Depending on where you are around the globe you either adjusted your clock or you are about to change with the time. Maybe you’ll change it later this month. Maybe it’s time to actually “change with the time.”
It’s what we call Daylight Saving Time when we turn the clock forward on the second Sunday in March in the U.S.A. The idea was initially created to help farmers and others to have extra daylight. Well, I could always use that extra hour of sleep I’ll lose tonight. Many of you have already lost it.
I feel for the person who will be late for work because he or she “didn’t get the memo” or forget to set the clock. Well – maybe the clock can be blamed for it this time.
What about all of you traveling? Are computers automatic enough to keep up with your travels and the constant time changes?
Does the time change affect you in addition to the jet lag?
There has been some buzz lately about initiatives to keep the clock the same without having to “spring forward” or “fall back.” Why can’t we just keep it the same? I know I feel a little more tired each time we change – whether forward or backward – and it takes about a week to adjust. Maybe it’s only my mindset.
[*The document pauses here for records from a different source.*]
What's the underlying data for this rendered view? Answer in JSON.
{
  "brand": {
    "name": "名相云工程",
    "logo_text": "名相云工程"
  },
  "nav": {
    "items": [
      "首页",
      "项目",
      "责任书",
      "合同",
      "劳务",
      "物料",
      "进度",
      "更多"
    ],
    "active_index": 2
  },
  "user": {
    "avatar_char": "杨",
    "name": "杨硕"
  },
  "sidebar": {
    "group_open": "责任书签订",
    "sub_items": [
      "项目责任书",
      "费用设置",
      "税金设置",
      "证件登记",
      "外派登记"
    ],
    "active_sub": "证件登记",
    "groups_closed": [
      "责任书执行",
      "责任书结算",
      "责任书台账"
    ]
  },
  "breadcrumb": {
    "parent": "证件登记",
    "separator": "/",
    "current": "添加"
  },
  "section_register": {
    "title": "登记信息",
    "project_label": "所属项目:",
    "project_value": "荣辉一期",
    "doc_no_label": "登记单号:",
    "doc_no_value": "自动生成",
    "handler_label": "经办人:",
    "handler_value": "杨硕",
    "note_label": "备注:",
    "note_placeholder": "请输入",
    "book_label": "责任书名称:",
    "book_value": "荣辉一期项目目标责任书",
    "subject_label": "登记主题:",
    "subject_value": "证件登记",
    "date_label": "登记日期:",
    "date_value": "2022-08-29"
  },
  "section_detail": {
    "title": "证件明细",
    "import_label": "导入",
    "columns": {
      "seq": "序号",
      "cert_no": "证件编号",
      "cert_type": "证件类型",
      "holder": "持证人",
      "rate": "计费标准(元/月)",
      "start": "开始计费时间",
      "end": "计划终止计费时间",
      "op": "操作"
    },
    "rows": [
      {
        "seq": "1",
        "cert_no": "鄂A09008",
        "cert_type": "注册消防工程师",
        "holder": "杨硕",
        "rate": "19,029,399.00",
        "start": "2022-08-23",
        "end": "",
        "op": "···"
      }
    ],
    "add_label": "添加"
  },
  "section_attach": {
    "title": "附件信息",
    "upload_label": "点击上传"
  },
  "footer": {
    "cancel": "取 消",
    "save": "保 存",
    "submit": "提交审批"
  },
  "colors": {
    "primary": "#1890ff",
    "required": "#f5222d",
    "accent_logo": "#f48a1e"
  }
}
Regardless, can’t we just keep it the same? Has the time come where the time change doesn’t really matter that much? I would like to hear your thoughts around the world. Do you even change the time to accommodate the season?
In the U.S. Arizona and Hawaii don’t change and Florida has just passed legislation to keep the time on Daylight Saving Time. I’m not sure if that is the right course of action. If anything, can’t we keep it on the standard time? I mean, it’s not like we get extra time. We all have 24 hours in a day, right?
Maybe I’m not that smart to really understand the issues.
So, is light relative to the task at hand? Lighthouses are still in use (although more scarce) and provide their intended light. If we need more daylight maybe, just maybe, we can use solar and other artificial light more effectively and efficiently.
Webexibits.org (http://www.webexhibits.org/daylightsaving/b2.html) mentions a poll conducted by the U.S. Department of Transportation indicating “Americans liked Daylight Saving Time because ‘there is more light in the evenings / can do more in the evenings.’ A 1976 survey of 2.7 million citizens in New South Wales, Australia, found 68% liked daylight saving. Indeed, some say that the primary reason that Daylight Saving Time is a part of many societies is simply because people like to enjoy long summer evenings, and that reasons such as energy conservation are merely rationalizations.”
What say ye?
CNN reported that the idea of daylight saving was first conceived in the U.S. by Benjamin Franklin in 1784. Wow, I didn’t know the idea goes back that far. CNN has some other good information on the timeline and issues in their post at https://www.cnn.com/2018/03/09/politics/daylight-saving-time-florida/index.html.
“Daylight Saving Time is one of those weird quirks of the Western world — most countries outside Europe and North America don’t take part,” CNN states. “Everyone, for the most part, is pretty excited to fall back in October and bemoans losing an hour of sleep in March.”
I say let’s just make the best of it until we can “change with the time” again.